En contraste frappant, « Vue en secondes » (2024) adopte un rythme rapide, faisant défiler soixante images instantanément, une par seconde. Une telle vélocité non seulement remet en question la perception stable ou la consolidation potentielle d’un soi-disant « souvenir du présent », mais sonde aussi subtilement : dans cette « ère du Big Data », inondée d’informations, la mémoire peut-elle encore s’ancrer efficacement ? Ce dédoublement bergsonien – la convergence du moment présent de la perception et de son écho virtuel – a-t-il été submergé par la surcharge informationnelle et la vitesse effrénée de la vie moderne, rendant improbable l’émergence de cet écho bref et fragile du « déjà vu » ?
Des œuvres comme « Three thousand hairs » (Trois mille cheveux, 2016-2019) plongent dans la durée vécue et la mémoire incarnée, reliant le présent physique (chute de cheveux, grisonnement) aux stress passés et au « cycle sans fin » des soucis, démontrant de manière vivante comment le passé imprègne et sculpte de manière persistante la réalité présente.

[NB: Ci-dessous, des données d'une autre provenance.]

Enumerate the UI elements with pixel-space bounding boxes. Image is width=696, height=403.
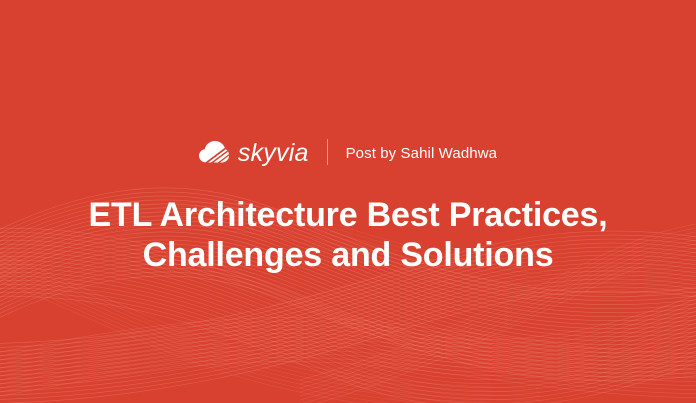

Tandis que des pièces comme « Grand Prix » (2009) se concentrent sur l’intensité de la perception fixée sur la vitesse, et d’autres comme « Mark » (Marque, 2019-2023) abordent l’empreinte du savoir historique, le parcours artistique de Cheong, particulièrement à travers sa manipulation nuancée de la vitesse temporelle et son questionnement persistant des seuils perceptifs, sonde en profondeur l’interaction fascinante et complexe entre le présent immédiat, le poids de la mémoire et la familiarité insaisissable au cœur du phénomène du déjà vu.
Conclusion
Ensemble, Cahen, Kok et Cheong offrent des perspectives distinctes mais complémentaires sur le « dédoublement » du moment présent. « Déjà Vu » invite les spectateurs à entrer dans leur conversation, encourageant une conscience plus profonde de la relation complexe entre perception, mémoire et temps, et de ces moments fugaces et étranges où, comme le suggérait Bergson, nous entrevoyons le présent se réfléchissant lui-même.